I’ve also been asked if sharing my work on social media is a form of self-promotion, which some in the academe may find distasteful. There have been raised eyebrows when I talk about “academic branding” using social media.
In The “Ivory Tower” Appears Reluctant to Use Social Media, Christopher Bergland interviewed Christine Greenhow, author of Social Scholarship: Reconsidering Scholarly Practices in the Age of Social Media, and she said –
I’m arguing that we need more “social scholars.” Social scholars use social media to publish and interact with scholarly output and to join an online community around their topic. Social scholarship is characterized by openness, conversation, collaboration, access, sharing and transparent revision… engaging an informal, social review process may help surface inaccuracies and engage a wider, nonspecialist audience.
Do you think though that academics should pitch their work to social media? Kristal Brent Zook asks in Academics: leave your ivory towers and pitch your work to the media –
As both a veteran journalist and a scholar, I’ve often wondered why academics don’t make more of an effort to publish for general audiences. Why don’t we hear more from the doctors behind the data?
Zook asked academics and found that academics need to unlearn how they write for a scientific journal when engaging with the public. It takes practice to write an essay in the first person and in plain language.
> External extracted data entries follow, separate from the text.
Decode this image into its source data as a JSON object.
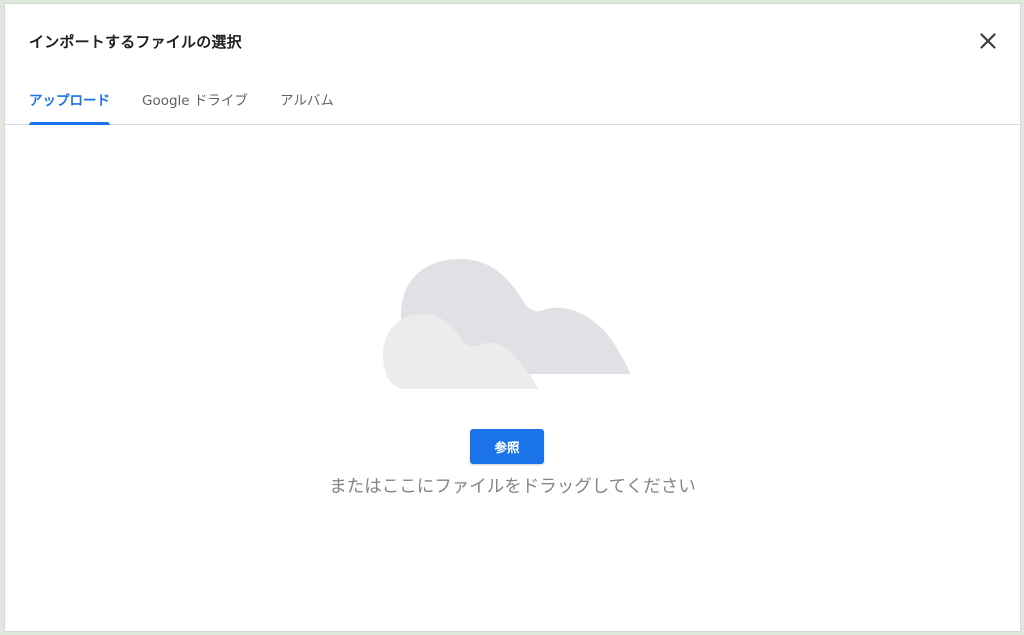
{
  "dialog": {
    "title": "インポートするファイルの選択",
    "close_icon": "close-icon"
  },
  "tabs": [
    {
      "label": "アップロード",
      "active": true
    },
    {
      "label": "Google ドライブ",
      "active": false
    },
    {
      "label": "アルバム",
      "active": false
    }
  ],
  "upload": {
    "illustration_icon": "cloud-icon",
    "browse_label": "参照",
    "drag_text": "またはここにファイルをドラッグしてください"
  },
  "colors": {
    "accent": "#1a73e8",
    "cloud_back": "#dfe1e5",
    "cloud_front": "#ececed"
  }
}
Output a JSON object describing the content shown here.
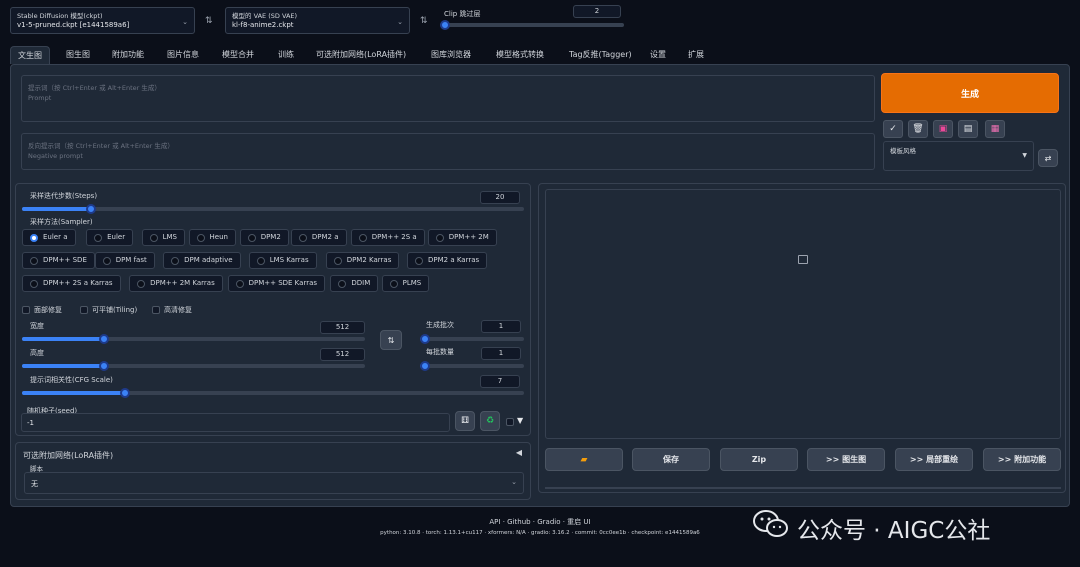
{
  "header": {
    "model_label": "Stable Diffusion 模型(ckpt)",
    "model_value": "v1-5-pruned.ckpt [e1441589a6]",
    "vae_label": "模型的 VAE (SD VAE)",
    "vae_value": "kl-f8-anime2.ckpt",
    "clip_label": "Clip 跳过层",
    "clip_value": "2",
    "clip_fraction": 0.0
  },
  "tabs": [
    "文生图",
    "图生图",
    "附加功能",
    "图片信息",
    "模型合并",
    "训练",
    "可选附加网络(LoRA插件)",
    "图库浏览器",
    "模型格式转换",
    "Tag反推(Tagger)",
    "设置",
    "扩展"
  ],
  "prompt": {
    "label": "提示词（按 Ctrl+Enter 或 Alt+Enter 生成）",
    "placeholder": "Prompt",
    "neg_label": "反向提示词（按 Ctrl+Enter 或 Alt+Enter 生成）",
    "neg_placeholder": "Negative prompt"
  },
  "generate_label": "生成",
  "style": {
    "label": "模板风格"
  },
  "steps": {
    "label": "采样迭代步数(Steps)",
    "value": "20",
    "fraction": 0.13
  },
  "sampler": {
    "label": "采样方法(Sampler)",
    "options": [
      "Euler a",
      "Euler",
      "LMS",
      "Heun",
      "DPM2",
      "DPM2 a",
      "DPM++ 2S a",
      "DPM++ 2M",
      "DPM++ SDE",
      "DPM fast",
      "DPM adaptive",
      "LMS Karras",
      "DPM2 Karras",
      "DPM2 a Karras",
      "DPM++ 2S a Karras",
      "DPM++ 2M Karras",
      "DPM++ SDE Karras",
      "DDIM",
      "PLMS"
    ],
    "selected": "Euler a"
  },
  "checks": {
    "restore": "面部修复",
    "tiling": "可平铺(Tiling)",
    "hires": "高清修复"
  },
  "width": {
    "label": "宽度",
    "value": "512",
    "fraction": 0.23
  },
  "height": {
    "label": "高度",
    "value": "512",
    "fraction": 0.23
  },
  "batch_count": {
    "label": "生成批次",
    "value": "1",
    "fraction": 0.0
  },
  "batch_size": {
    "label": "每批数量",
    "value": "1",
    "fraction": 0.0
  },
  "cfg": {
    "label": "提示词相关性(CFG Scale)",
    "value": "7",
    "fraction": 0.2
  },
  "seed": {
    "label": "随机种子(seed)",
    "value": "-1"
  },
  "lora": {
    "label": "可选附加网络(LoRA插件)"
  },
  "script": {
    "label": "脚本",
    "value": "无"
  },
  "output_buttons": {
    "save": "保存",
    "zip": "Zip",
    "to_img2img": ">> 图生图",
    "to_inpaint": ">> 局部重绘",
    "to_extras": ">> 附加功能"
  },
  "footer": {
    "links": "API · Github · Gradio · 重启 UI",
    "versions": "python: 3.10.8  ·  torch: 1.13.1+cu117  ·  xformers: N/A  ·  gradio: 3.16.2  ·  commit: 0cc0ee1b  ·  checkpoint: e1441589a6"
  },
  "watermark": "公众号 · AIGC公社",
  "colors": {
    "accent": "#3b82f6",
    "generate": "#e56c02",
    "background": "#0b0f19",
    "panel": "#1f2937"
  }
}
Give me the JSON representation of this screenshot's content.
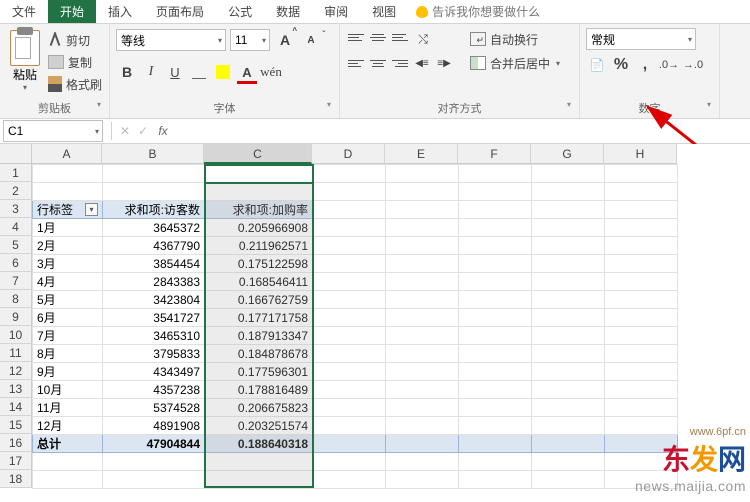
{
  "menu": {
    "file": "文件",
    "home": "开始",
    "insert": "插入",
    "page_layout": "页面布局",
    "formulas": "公式",
    "data": "数据",
    "review": "审阅",
    "view": "视图",
    "tell_me": "告诉我你想要做什么"
  },
  "ribbon": {
    "clipboard": {
      "paste": "粘贴",
      "cut": "剪切",
      "copy": "复制",
      "format_painter": "格式刷",
      "label": "剪贴板"
    },
    "font": {
      "name": "等线",
      "size": "11",
      "label": "字体",
      "bold": "B",
      "italic": "I",
      "underline": "U",
      "wen": "wén"
    },
    "alignment": {
      "wrap": "自动换行",
      "merge": "合并后居中",
      "label": "对齐方式"
    },
    "number": {
      "format": "常规",
      "currency": "%",
      "comma": ",",
      "label": "数字"
    }
  },
  "name_box": "C1",
  "formula": "",
  "columns": [
    "A",
    "B",
    "C",
    "D",
    "E",
    "F",
    "G",
    "H"
  ],
  "row_count": 18,
  "table": {
    "headers": {
      "a": "行标签",
      "b": "求和项:访客数",
      "c": "求和项:加购率"
    },
    "rows": [
      {
        "a": "1月",
        "b": "3645372",
        "c": "0.205966908"
      },
      {
        "a": "2月",
        "b": "4367790",
        "c": "0.211962571"
      },
      {
        "a": "3月",
        "b": "3854454",
        "c": "0.175122598"
      },
      {
        "a": "4月",
        "b": "2843383",
        "c": "0.168546411"
      },
      {
        "a": "5月",
        "b": "3423804",
        "c": "0.166762759"
      },
      {
        "a": "6月",
        "b": "3541727",
        "c": "0.177171758"
      },
      {
        "a": "7月",
        "b": "3465310",
        "c": "0.187913347"
      },
      {
        "a": "8月",
        "b": "3795833",
        "c": "0.184878678"
      },
      {
        "a": "9月",
        "b": "4343497",
        "c": "0.177596301"
      },
      {
        "a": "10月",
        "b": "4357238",
        "c": "0.178816489"
      },
      {
        "a": "11月",
        "b": "5374528",
        "c": "0.206675823"
      },
      {
        "a": "12月",
        "b": "4891908",
        "c": "0.203251574"
      }
    ],
    "total": {
      "a": "总计",
      "b": "47904844",
      "c": "0.188640318"
    }
  },
  "watermark": {
    "brand": "东发网",
    "url": "news.maijia.com",
    "small": "www.6pf.cn"
  }
}
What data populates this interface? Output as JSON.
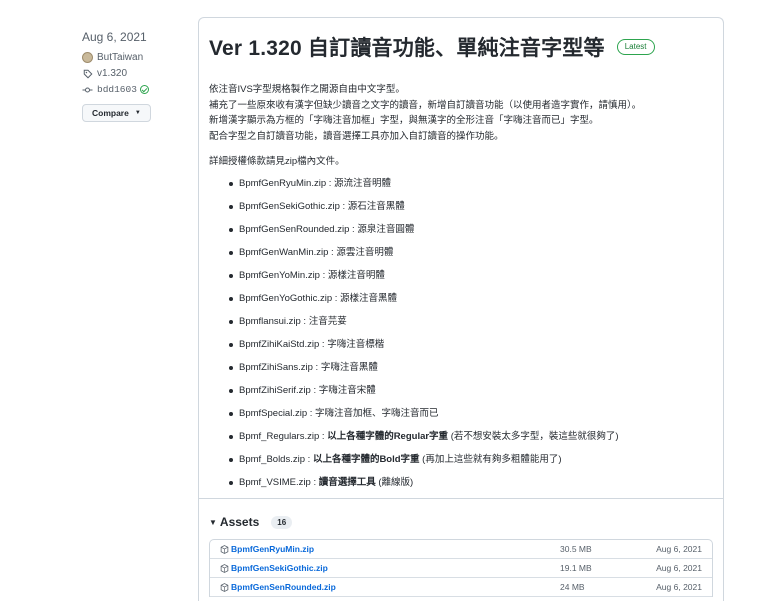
{
  "sidebar": {
    "date": "Aug 6, 2021",
    "author": "ButTaiwan",
    "tag": "v1.320",
    "commit": "bdd1603",
    "compare_label": "Compare"
  },
  "release": {
    "title": "Ver 1.320 自訂讀音功能、單純注音字型等",
    "badge": "Latest",
    "description": [
      "依注音IVS字型規格製作之開源自由中文字型。",
      "補充了一些原來收有漢字但缺少讀音之文字的讀音，新增自訂讀音功能（以使用者造字實作，請慎用）。",
      "新增漢字顯示為方框的「字嗨注音加框」字型，與無漢字的全形注音「字嗨注音而已」字型。",
      "配合字型之自訂讀音功能，讀音選擇工具亦加入自訂讀音的操作功能。"
    ],
    "license_note": "詳細授權條款請見zip檔內文件。",
    "files": [
      {
        "name": "BpmfGenRyuMin.zip",
        "desc": "源流注音明體",
        "bold": "",
        "extra": ""
      },
      {
        "name": "BpmfGenSekiGothic.zip",
        "desc": "源石注音黑體",
        "bold": "",
        "extra": ""
      },
      {
        "name": "BpmfGenSenRounded.zip",
        "desc": "源泉注音圓體",
        "bold": "",
        "extra": ""
      },
      {
        "name": "BpmfGenWanMin.zip",
        "desc": "源雲注音明體",
        "bold": "",
        "extra": ""
      },
      {
        "name": "BpmfGenYoMin.zip",
        "desc": "源樣注音明體",
        "bold": "",
        "extra": ""
      },
      {
        "name": "BpmfGenYoGothic.zip",
        "desc": "源樣注音黑體",
        "bold": "",
        "extra": ""
      },
      {
        "name": "Bpmflansui.zip",
        "desc": "注音芫荽",
        "bold": "",
        "extra": ""
      },
      {
        "name": "BpmfZihiKaiStd.zip",
        "desc": "字嗨注音標楷",
        "bold": "",
        "extra": ""
      },
      {
        "name": "BpmfZihiSans.zip",
        "desc": "字嗨注音黑體",
        "bold": "",
        "extra": ""
      },
      {
        "name": "BpmfZihiSerif.zip",
        "desc": "字嗨注音宋體",
        "bold": "",
        "extra": ""
      },
      {
        "name": "BpmfSpecial.zip",
        "desc": "字嗨注音加框、字嗨注音而已",
        "bold": "",
        "extra": ""
      },
      {
        "name": "Bpmf_Regulars.zip",
        "desc": "",
        "bold": "以上各種字體的Regular字重",
        "extra": " (若不想安裝太多字型，裝這些就很夠了)"
      },
      {
        "name": "Bpmf_Bolds.zip",
        "desc": "",
        "bold": "以上各種字體的Bold字重",
        "extra": " (再加上這些就有夠多粗體能用了)"
      },
      {
        "name": "Bpmf_VSIME.zip",
        "desc": "",
        "bold": "讀音選擇工具",
        "extra": " (離線版)"
      }
    ]
  },
  "assets": {
    "label": "Assets",
    "count": "16",
    "rows": [
      {
        "name": "BpmfGenRyuMin.zip",
        "size": "30.5 MB",
        "date": "Aug 6, 2021"
      },
      {
        "name": "BpmfGenSekiGothic.zip",
        "size": "19.1 MB",
        "date": "Aug 6, 2021"
      },
      {
        "name": "BpmfGenSenRounded.zip",
        "size": "24 MB",
        "date": "Aug 6, 2021"
      }
    ]
  },
  "icons": {
    "tag": "tag-icon",
    "commit": "commit-icon",
    "package": "package-icon",
    "verified": "verified-check-icon"
  },
  "colors": {
    "link": "#0969da",
    "latest_green": "#1a7f37",
    "border": "#d0d7de"
  }
}
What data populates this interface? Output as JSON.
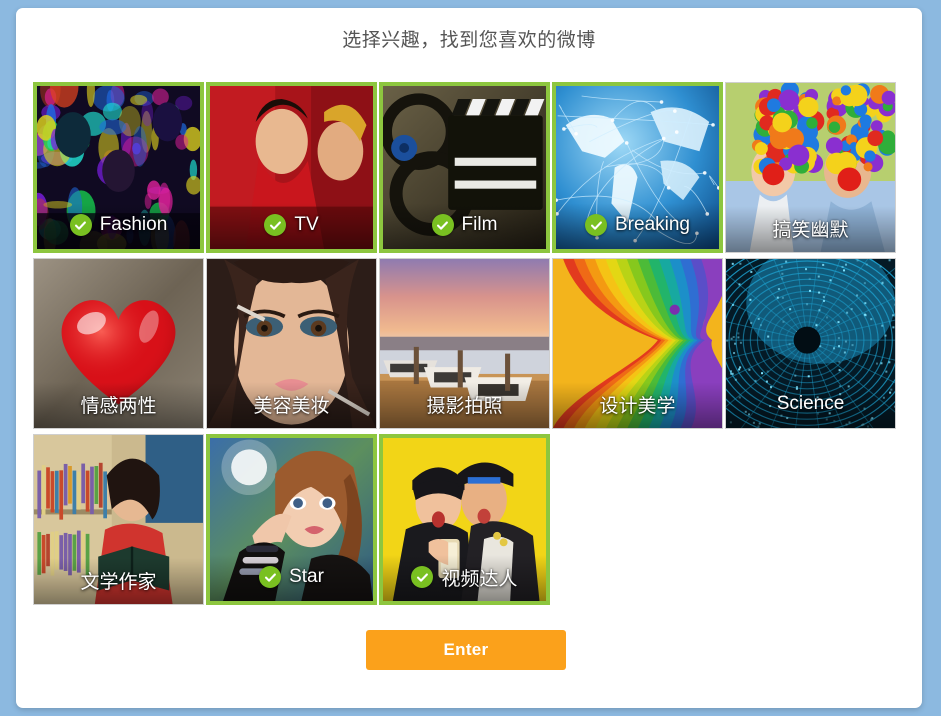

Should academics take Journalism 101?
Join us for the #HealthXPH tweet chat on 14 July 2018, 9 pm Manila time to discuss social media scholarship.
T1. Do you think that there are enough university professors, researchers and scientists sharing their academic work on social media? Why or why not?
T2. Cite some barriers why university professors, researchers and scientists do not write about their academic work for the general public.
T3. How can university professors, researchers, scientists be enticed to share their academic work on social media?